Dal 12 novembre 2011 al 07 gennaio 2012

Sito:

Tumblr

Come una radice che si àncora forte al terreno per far rimanere salda una pianta, anche l’uomo porta sempre con sé la sua ombra.

Nei suoi dipinti Elisa Muliere svela un mondo non così lontano da noi, un mondo fatto di presenze che, a seconda di chi le guarda, possono risultare inquietanti o più rassicuranti. Spiriti, creature celesti o semplicemente proiezioni umane già rappresentate nel Mito della Caverna di Platone, appaiono da uno sfondo costituito da tinte forti anche quando vengono utilizzati colori più tenui. Visi solo leggermente abbozzati con linee che ne demarcano parte del contorno e che finiscono in un nulla esplicitato, volti il cui interno viene cancellato attraverso una forte campitura di colore sgocciolante che va a delineare la parte più bassa del corpo delle presenze della Muliere, dialogano tra di loro all’interno di tele di grandi dimensioni.
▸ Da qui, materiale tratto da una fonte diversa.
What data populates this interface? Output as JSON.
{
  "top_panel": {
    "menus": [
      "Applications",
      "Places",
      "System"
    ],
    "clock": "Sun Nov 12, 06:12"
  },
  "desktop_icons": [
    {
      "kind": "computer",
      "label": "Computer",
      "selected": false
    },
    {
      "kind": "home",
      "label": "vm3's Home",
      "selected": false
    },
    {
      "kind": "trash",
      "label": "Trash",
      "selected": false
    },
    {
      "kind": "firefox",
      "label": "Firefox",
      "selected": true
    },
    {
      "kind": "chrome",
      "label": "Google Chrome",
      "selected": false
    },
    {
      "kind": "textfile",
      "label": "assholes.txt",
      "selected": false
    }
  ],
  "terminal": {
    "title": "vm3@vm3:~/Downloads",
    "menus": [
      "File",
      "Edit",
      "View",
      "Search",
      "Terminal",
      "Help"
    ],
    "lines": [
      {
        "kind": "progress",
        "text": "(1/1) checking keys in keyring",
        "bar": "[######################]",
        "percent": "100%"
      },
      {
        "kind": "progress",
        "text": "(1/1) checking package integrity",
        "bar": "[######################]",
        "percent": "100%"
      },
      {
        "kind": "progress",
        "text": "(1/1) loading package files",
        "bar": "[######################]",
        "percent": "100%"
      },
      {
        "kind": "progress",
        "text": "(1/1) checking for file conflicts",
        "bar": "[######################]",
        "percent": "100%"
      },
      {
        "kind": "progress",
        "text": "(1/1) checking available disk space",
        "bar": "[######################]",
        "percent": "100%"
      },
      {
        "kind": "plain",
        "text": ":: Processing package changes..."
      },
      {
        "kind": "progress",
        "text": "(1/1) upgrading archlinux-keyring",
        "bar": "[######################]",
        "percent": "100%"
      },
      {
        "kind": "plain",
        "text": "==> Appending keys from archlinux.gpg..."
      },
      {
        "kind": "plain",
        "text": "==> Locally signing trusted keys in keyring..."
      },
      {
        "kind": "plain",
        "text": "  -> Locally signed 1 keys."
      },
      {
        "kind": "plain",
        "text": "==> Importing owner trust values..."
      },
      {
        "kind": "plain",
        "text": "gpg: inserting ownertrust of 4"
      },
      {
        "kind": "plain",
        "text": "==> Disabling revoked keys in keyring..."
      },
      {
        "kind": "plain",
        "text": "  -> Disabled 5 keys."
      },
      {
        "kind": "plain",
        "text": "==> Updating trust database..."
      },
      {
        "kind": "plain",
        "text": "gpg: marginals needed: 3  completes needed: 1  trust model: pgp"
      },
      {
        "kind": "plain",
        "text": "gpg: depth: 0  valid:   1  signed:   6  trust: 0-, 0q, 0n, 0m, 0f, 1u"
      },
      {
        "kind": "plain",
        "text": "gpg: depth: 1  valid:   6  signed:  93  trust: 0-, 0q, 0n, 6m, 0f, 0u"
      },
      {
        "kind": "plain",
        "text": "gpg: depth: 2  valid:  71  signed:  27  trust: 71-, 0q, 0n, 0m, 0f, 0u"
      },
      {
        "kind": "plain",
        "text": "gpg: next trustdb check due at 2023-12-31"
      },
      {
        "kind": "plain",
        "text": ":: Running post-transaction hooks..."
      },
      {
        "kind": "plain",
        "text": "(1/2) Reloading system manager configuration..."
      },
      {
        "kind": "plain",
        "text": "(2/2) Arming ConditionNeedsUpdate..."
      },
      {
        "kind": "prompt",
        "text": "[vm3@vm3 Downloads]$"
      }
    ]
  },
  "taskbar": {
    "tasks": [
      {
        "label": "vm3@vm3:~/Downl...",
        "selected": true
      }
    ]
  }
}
Nella mostra Roots presentata a dicembre 2011 ad Adiacenze nulla è lasciato al caso, nemmeno dal punto di vista dell’allestimento. Nelle tre sale sono stati esposti dipinti di fattura rarefatta e sensibile. Attraverso l’utilizzo di una pittura sottile, indefinita e vaporosa, fatta di cenni di colore, segni, sottrazioni e vuoti, Muliere porta i visitatori alla scoperta e lettura delle sue presenze: figure slavate di dei, anime, fantasmi o apparizioni abitavano gli spazi di Adiacenze. Il passaggio tra la fase terrena e quella spirituale è marcato da un diverso impatto con la pavimentazione: sassi che a ogni passo provocavano rumore e fatica nel camminare, segnavano la parte terrestre della mostra, una dimensione costituita e quindi rappresentata dalla Muliere attraverso sentimenti contrastanti di inquietudine o paura e amore.

Un’artista a tutto tondo, capace di esprimersi anche attraverso il video e le installazioni, rappresenta un mondo altro che, seppur nell’oscurità, porta chi guarda ad interrogarsi sull’enigma dell’esistenza. L’opera di Elisa Muliere non risponde ai quesiti universali propri dell’uomo, ma silenziosamente li solleva, li marca, costringe lo spettatore ad indagare sé stesso, ad andare in profondità, a cercare le proprie radici.